Cache Extraction Results
If you're extracting from documents that don't change, cache the results keyed by a content hash. There's no reason to call the LLM twice for the same invoice. This alone can reduce LLM costs by 30-60% in pipelines that reprocess documents.
Frequently Asked Questions
What is the difference between Instructor and OpenAI structured outputs?
OpenAI structured outputs use constrained decoding to guarantee schema compliance for a single provider. Instructor wraps multiple providers with the same interface and adds automatic validation retries — if the LLM returns data that fails Pydantic validation, Instructor sends the error back and retries. OpenAI's native feature doesn't do this. If you only use OpenAI and never need custom validators, native structured outputs work fine. For multi-provider pipelines or complex validation logic, Instructor is the better choice.
Can Instructor extract data from PDFs and images?

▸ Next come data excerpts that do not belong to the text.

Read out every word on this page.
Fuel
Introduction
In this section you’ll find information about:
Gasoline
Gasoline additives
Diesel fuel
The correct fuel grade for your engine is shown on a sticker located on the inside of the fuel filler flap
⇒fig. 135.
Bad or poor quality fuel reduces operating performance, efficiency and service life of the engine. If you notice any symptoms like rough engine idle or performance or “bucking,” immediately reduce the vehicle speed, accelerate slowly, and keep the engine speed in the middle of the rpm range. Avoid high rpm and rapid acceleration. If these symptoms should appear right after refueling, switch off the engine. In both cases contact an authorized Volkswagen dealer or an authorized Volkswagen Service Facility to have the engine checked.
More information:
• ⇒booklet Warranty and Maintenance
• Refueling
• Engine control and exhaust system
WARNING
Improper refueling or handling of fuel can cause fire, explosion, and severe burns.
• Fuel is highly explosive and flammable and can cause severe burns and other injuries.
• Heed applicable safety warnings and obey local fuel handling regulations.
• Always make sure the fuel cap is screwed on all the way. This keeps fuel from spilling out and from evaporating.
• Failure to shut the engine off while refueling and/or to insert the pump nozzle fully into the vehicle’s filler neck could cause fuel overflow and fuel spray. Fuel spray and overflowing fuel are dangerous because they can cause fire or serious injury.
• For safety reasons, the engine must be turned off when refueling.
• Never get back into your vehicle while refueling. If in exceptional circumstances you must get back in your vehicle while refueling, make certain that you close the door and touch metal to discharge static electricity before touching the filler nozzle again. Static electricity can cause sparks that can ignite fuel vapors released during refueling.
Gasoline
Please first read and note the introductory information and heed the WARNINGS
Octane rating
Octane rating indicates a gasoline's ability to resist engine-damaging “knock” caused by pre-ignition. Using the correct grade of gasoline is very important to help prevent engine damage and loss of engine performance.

Yes. Any multimodal LLM that Instructor supports — GPT-4o, Claude, Gemini — can process images and documents. You pass the image or PDF as a multimodal message and define a Pydantic schema for the output, exactly as you would for text extraction. For text-based PDFs, extracting the text first with PyMuPDF and passing it as a text message is faster and cheaper than the multimodal path.
How does Instructor handle LLM hallucination in extraction?
It doesn't prevent hallucination outright, but it limits its impact. Pydantic validators catch structurally invalid hallucinations — wrong types, values outside allowed ranges, enum violations. For semantic hallucinations (where the LLM invents a plausible but incorrect value), you need domain-specific post-processing: cross-referencing extracted values against a database, flagging low-confidence extractions for human review, or running a second LLM call to verify critical fields.
Is Instructor suitable for high-volume production workloads?
Absolutely. Instructor adds minimal overhead on top of the LLM API call — the validation and retry logic is local Python execution, measured in milliseconds. The bottleneck is always the LLM API latency and rate limits, not Instructor itself. For high-volume workloads, use async clients with concurrency limits, batch processing, and result caching as described in this guide. Organizations process millions of extractions per month with Instructor in production.
Should I use Instructor or PydanticAI for my project?
If your task is pure extraction — unstructured text in, structured data out — use Instructor. If you need an agent that calls external tools, maintains conversation state, or makes multi-step decisions, use PydanticAI. Many production systems use both: Instructor for the extraction stages and PydanticAI for the agentic stages. Your Pydantic models work identically in both libraries, so there's no migration cost if your needs evolve.